Наше повествование относится к моменту, когда после успехов и неудач русская армия, освободив часть Галиции, задержалась на линии реки Днестр. Дикая дивизия занимала ряд участков на одном берегу, более пологом, а к другому, более возвышенному, подошли и закрепились австрийцы.

ВЕЛИКИЙ КНЯЗЬ МИХАИЛ

Фельдшер Карикозов не солгал человеку с ястребиным профилем: полковник Юзефович, крепкий, приземистый, большеголовый и широкоплечий татарин, следил, чтобы во время боев великий князь Михаил не вырывался вперед и не рисковал собой.

Как только Юзефович был назначен начальником штаба Дикой дивизии, его потребовал к себе в ставку верховный главнокомандующий великий князь Николай Николаевич.

– Немедленно отправляйтесь в Киев. Вас желает видеть императрица Мария Федоровна.

В Киеве императрица, обласкав Юзефовича, сказала ему:

– Полковник, прошу вас как мать, берегите Мишу. Вы можете дать мне слово?

– Мое слово солдата вашему величеству, я буду охранять великого князя по мере сил моих…

Юзефович был верен своему слову. А держать слово было нелегко. Нужны были неустанная зоркость и внимание, настойчивость, надо было, кроме того, быть дипломатом, действовать так, чтобы, во-первых, сам великий князь не замечал опеки над собой, а во-вторых, чтобы ее – этой самой опеки – не замечали все те, перед кем можно было поставить великого князя в неловкое положение. А он, как нарочно, всегда хотел быть там, где опасно и где противник развил губительный огонь.

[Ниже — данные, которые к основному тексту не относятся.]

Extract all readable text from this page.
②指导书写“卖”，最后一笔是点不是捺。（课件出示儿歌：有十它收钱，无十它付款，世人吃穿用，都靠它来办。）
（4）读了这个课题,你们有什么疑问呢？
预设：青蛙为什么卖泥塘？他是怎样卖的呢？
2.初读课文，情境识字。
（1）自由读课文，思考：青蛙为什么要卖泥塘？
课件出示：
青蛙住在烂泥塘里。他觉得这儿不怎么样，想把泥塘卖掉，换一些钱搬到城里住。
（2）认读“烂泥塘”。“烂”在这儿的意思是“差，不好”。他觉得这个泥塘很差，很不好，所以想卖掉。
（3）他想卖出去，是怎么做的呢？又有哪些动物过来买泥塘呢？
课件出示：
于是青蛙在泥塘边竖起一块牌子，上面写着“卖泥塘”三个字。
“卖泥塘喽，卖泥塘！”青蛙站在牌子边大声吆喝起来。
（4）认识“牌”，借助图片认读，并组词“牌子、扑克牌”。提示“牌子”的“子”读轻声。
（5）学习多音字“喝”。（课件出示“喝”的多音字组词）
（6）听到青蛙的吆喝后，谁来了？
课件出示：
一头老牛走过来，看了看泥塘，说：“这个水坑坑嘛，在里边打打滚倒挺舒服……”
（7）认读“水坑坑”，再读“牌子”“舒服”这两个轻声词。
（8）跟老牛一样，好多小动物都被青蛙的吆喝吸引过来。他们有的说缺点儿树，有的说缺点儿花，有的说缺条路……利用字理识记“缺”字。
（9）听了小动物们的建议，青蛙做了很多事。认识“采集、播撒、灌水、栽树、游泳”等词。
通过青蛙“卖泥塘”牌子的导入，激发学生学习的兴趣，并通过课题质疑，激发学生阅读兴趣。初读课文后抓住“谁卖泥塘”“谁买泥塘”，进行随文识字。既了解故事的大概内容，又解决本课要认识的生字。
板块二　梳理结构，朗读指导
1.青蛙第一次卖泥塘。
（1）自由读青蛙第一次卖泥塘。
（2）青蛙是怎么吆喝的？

Толкала Михаила в этот огонь личная отвага сильного физически, полного жизни спортсмена и кавалериста, затем еще толкала мысль, чтобы кто-нибудь из подчиненных не заподозрил, что своим высоким положением он желает прикрывать свою собственную трусость. А между тем, если подчиненные и упрекали его, то именно в том, что он часто без нужды для дела и для общей обстановки стремился в самое пекло.

Хотя польза была уже в том, что полки, видя великого князя на передовых позициях своих, воспламенялись, готовые идти за ним на верную смерть. Он одним появлением своим наэлектризовывал горцев. И они полюбили его, полюбили за многое: прежде всего за то, что он брат государя и храбрый джигит, а потом уже за стройность фигуры, тонкость талии, за умение носить черкеску, за великолепную посадку, за приветливость и за то, наконец, что у него была такая же ясная, бесхитростная душа, как у них, этих наивных всадников.

И так же просто и ясно, на виду, как под стеклянным колпаком, жил великий князь на войне. Обыкновенно генералы куда большим комфортом и блеском окружали себя.